Of course on second thoughts it's not surprising that fopen() allows opening directories: library implementors also wanted to avoid unnecessary overhead. Linux's open() accepts a flag to open JUST directories, but none to specify JUST files.
I would make OPEN behave the same way on all platforms, and then make a separate command like RAWOPEN or UNIXOPEN or something like that.
Already exists: use open() from FB's Unix headers.
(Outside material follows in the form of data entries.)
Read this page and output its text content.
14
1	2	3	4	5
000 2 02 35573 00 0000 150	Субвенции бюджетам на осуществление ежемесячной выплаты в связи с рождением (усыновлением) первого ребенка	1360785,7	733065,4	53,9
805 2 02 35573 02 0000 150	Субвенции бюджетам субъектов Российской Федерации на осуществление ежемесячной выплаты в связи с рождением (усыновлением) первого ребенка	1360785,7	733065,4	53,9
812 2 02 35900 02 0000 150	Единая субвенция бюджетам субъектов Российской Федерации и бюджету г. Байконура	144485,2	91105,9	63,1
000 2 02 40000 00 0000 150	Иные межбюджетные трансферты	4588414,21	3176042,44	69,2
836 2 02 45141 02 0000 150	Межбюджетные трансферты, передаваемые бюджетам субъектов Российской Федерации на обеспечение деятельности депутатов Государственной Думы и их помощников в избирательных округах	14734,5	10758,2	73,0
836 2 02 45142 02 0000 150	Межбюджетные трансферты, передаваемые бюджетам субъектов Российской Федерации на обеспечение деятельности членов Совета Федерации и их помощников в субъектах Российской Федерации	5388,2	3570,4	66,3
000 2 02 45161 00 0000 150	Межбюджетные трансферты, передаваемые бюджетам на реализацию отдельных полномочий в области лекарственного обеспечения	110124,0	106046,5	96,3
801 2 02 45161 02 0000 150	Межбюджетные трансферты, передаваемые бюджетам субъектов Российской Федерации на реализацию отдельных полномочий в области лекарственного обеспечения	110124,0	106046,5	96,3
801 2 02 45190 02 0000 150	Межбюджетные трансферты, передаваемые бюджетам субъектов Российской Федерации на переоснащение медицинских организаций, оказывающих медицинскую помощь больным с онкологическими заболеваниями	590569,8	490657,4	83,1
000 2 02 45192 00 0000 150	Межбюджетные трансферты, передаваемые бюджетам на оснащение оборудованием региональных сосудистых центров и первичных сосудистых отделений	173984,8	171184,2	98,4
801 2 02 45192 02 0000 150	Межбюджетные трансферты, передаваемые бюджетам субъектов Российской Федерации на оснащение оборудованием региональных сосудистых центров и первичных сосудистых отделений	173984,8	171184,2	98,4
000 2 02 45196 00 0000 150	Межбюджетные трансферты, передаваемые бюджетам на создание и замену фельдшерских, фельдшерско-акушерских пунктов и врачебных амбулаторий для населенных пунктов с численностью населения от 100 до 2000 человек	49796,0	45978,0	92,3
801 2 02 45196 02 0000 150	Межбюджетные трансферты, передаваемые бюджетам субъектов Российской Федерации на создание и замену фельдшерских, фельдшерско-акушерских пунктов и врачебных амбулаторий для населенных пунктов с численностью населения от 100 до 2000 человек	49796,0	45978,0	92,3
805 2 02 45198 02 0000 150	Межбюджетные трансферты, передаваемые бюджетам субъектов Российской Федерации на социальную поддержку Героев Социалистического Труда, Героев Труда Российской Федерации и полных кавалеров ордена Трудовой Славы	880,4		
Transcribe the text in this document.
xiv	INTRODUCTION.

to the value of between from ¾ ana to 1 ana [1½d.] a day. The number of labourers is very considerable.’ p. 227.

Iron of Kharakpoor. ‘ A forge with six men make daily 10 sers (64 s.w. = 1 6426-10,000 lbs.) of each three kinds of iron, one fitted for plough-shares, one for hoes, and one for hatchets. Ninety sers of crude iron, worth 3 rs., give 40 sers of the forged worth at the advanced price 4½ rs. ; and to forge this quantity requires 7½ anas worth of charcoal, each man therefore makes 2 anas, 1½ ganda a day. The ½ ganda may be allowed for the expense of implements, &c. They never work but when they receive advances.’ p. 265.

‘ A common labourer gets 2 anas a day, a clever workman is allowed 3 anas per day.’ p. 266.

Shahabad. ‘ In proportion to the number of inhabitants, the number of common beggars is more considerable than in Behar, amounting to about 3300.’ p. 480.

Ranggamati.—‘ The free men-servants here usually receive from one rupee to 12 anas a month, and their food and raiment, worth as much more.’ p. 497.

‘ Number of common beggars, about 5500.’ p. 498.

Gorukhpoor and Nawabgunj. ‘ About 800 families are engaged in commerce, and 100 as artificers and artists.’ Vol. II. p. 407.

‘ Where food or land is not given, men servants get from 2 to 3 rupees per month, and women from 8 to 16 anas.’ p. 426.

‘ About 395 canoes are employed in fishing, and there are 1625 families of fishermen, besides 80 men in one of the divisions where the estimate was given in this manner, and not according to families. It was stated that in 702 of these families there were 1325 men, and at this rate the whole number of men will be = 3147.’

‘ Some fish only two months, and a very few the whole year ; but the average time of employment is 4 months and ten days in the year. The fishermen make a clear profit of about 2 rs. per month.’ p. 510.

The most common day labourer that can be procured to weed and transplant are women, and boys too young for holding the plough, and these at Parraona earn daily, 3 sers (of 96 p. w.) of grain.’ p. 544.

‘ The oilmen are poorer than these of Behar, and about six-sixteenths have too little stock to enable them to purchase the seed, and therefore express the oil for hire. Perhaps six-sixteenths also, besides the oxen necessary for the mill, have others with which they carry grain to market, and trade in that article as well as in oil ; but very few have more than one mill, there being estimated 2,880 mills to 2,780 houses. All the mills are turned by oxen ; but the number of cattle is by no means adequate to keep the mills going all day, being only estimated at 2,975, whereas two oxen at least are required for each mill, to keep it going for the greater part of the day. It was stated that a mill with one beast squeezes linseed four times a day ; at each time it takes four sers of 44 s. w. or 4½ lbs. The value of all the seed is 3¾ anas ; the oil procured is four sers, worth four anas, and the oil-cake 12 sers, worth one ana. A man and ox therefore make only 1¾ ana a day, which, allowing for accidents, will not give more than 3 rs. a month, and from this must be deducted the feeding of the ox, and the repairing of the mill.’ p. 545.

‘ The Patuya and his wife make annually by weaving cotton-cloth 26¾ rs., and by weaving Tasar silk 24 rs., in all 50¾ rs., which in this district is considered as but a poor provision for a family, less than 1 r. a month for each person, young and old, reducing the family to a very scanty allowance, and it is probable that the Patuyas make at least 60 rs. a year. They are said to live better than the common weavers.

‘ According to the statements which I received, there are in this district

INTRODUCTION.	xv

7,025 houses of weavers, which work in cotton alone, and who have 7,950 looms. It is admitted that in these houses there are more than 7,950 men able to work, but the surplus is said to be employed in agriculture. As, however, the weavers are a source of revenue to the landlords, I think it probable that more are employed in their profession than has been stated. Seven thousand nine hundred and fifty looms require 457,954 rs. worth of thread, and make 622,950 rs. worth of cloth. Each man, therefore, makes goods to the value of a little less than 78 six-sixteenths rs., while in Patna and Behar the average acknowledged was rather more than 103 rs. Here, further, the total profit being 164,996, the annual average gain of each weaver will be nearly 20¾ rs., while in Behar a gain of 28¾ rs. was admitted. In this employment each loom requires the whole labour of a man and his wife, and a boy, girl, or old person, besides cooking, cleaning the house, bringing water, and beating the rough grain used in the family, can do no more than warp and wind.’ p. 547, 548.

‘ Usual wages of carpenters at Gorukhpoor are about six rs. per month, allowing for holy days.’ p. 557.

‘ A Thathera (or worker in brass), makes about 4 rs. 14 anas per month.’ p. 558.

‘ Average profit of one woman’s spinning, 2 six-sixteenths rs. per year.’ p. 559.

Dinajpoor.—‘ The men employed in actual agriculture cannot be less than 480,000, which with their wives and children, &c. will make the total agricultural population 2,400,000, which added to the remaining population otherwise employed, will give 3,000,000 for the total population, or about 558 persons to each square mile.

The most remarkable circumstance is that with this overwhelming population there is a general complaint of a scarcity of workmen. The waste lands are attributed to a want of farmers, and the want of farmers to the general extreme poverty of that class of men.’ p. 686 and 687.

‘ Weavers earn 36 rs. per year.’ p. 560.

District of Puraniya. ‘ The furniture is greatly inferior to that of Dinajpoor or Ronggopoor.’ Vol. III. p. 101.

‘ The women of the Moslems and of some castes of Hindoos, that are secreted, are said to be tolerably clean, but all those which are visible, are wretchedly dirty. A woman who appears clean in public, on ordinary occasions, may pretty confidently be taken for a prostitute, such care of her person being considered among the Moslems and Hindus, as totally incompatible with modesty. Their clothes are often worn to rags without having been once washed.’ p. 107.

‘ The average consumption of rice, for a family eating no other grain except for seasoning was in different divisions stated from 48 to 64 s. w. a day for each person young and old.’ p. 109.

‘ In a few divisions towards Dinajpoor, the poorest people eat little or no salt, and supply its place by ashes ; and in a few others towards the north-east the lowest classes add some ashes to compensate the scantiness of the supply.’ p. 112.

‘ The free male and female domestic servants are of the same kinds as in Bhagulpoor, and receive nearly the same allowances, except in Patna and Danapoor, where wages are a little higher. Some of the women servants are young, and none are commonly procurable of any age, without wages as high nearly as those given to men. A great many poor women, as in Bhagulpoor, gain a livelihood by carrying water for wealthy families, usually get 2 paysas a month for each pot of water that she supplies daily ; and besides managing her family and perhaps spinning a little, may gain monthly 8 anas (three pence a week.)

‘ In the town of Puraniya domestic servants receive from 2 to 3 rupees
Using FB file handles on top of stdio FILEs on top of OS file descriptors seems like a bad idea. (I personally wouldn't touch the C->FB translated unix headers though; they're non-portable and full of errors and omissions)
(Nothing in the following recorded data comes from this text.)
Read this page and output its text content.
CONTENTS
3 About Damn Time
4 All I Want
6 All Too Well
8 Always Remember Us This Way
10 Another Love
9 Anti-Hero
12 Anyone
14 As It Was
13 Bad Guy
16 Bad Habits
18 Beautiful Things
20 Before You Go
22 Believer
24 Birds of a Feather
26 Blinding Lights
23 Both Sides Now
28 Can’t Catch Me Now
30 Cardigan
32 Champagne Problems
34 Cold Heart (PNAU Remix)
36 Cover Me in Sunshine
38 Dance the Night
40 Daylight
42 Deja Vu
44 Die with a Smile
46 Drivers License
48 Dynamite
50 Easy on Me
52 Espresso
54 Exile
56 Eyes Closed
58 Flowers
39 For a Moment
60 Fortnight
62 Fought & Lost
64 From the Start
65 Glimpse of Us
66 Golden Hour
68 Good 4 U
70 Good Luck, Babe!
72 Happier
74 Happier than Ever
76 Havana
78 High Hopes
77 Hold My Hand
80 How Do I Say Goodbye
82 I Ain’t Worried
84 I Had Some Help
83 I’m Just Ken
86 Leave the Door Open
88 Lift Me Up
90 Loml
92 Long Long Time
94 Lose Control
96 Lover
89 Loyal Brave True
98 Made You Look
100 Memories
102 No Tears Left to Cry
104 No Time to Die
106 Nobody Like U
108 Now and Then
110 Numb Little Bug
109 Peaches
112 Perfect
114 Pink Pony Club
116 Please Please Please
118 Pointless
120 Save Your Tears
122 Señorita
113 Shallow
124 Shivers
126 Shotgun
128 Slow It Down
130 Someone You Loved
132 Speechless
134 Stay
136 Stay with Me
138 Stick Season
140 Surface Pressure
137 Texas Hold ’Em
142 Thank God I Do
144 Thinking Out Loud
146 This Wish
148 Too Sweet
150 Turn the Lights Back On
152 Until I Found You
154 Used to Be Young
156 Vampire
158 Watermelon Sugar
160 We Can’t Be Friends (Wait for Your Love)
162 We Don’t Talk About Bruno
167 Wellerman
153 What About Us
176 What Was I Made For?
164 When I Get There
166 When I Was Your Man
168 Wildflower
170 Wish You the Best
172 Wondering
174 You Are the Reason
counting_pine wrote:Does it produce error codes if you try to Get/Put with the file handle, or does it just "succeed"?
The underlying fread/fwrite calls will fail, so surely the FB functions forward the errors.
It wouldn't be entirely down to me, but I'd vote to accept a "clean" patch if there's not much overhead. By that I mean, if it can be tested with a function of the same kind as fopen, or if a test can be performed on the opened handle, then that would be OK.
Yes, you would use fstat(), which is faster than stat(). However that's of course platform specific, while the OPEN implementation in libfb_dev_file_open.c is in shared code. So it seems that to add this check you would have to add a hook to a platform-specific check elsewhere.